I see the safe n sound is 3" and the ComfortBatt is 3.5"......other than that I have no idea? 













insulation.JPG



__ meatsweats86
__ Sep 14, 2017


----------



## chopsaw

Looks like the safe and sound is a sound batt .


----------



## dward51

The "comfortbat" is a 2lb/sq ft density where the "safe n sound" is a 2.5lb/sq ft density.  The local HD only carried the safe n sound on the shelf, and that is what I used when I insulated my MES to make the MES Custom SS mod. The comfortbat was a order item and not stocked at any of my local stores. I took the 3" batts and split them off into 1" sheets that I cut to fit inside the smoker shell between the inner liner and main body.  The stuff is easy to work with, fairly ridged (it will stand up) and not as itchy as fiberglass, but it does itch some (easier to wash off though).

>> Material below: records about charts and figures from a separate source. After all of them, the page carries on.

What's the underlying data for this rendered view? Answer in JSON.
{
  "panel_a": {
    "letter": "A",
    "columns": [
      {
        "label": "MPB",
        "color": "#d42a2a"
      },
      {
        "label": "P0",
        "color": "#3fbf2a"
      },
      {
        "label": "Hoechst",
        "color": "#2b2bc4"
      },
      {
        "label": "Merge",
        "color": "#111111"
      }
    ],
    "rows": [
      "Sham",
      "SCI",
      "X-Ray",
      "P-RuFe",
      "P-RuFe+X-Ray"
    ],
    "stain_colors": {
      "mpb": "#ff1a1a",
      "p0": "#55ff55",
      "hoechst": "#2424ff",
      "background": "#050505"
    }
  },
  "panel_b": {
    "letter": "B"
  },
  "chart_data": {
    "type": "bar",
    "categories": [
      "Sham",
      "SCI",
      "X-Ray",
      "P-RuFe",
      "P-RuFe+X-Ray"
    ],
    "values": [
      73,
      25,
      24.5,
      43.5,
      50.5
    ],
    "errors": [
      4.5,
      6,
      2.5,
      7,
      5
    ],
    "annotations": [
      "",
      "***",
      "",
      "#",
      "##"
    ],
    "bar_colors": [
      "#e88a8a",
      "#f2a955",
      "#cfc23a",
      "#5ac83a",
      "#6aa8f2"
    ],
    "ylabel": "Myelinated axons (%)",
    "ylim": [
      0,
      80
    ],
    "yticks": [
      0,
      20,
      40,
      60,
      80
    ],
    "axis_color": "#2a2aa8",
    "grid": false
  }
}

I think they both have insulation values, but the denser version is marketed for the sound deadening ability, but it is listed as insulation just the same.   I would presume the same thickness of the more dense safe n sound might be a little more insulative value than the lower density product.

This is 2 bats of the safe n sound from my MES Custom SS build, before I split them.  I only needed one batt for the entire project.  Oh and it does insulate the smoker very well.  Wide open I can hold my hand on the side or top with no problems.  Before with just the hollow shell the exterior of the body was in the 180* range with the element on full on.













20170611_135232.jpg



__ dward51
__ Jun 18, 2017


----------



## meatsweats86

dward51 said:


> The "comfortbat" is a 2lb/sq ft density where the "safe n sound" is a 2.5lb/sq ft density.  The local HD only carried the safe n sound on the shelf, and that is what I used when I insulated my MES to make the MES Custom SS mod. The comfortbat was a order item and not stocked at any of my local stores. I took the 3" batts and split them off into 1" sheets that I cut to fit inside the smoker shell between the inner liner and main body.  The stuff is easy to work with, fairly ridged (it will stand up) and not as itchy as fiberglass, but it does itch some (easier to wash off though).
> 
> I think they both have insulation values, but the denser version is marketed for the sound deadening ability, but it is listed as insulation just the same.   I would presume the same thickness of the more dense safe n sound might be a little more insulative value than the lower density product.
> 
> This is 2 bats of the safe n sound from my MES Custom SS build, before I split them.  I only needed one batt for the entire project.  Oh and it does insulate the smoker very well.  Wide open I can hold my hand on the side or top with no problems.  Before with just the hollow shell the exterior of the body was in the 180* range with the element on full on.
> 
> 
> 
> 
> 
> 
> 
> 
> 
> 
> 
> 
> 
> 20170611_135232.jpg
> 
> 
> 
> __ dward51
> __ Jun 18, 2017


Thanks for the info Dave!


----------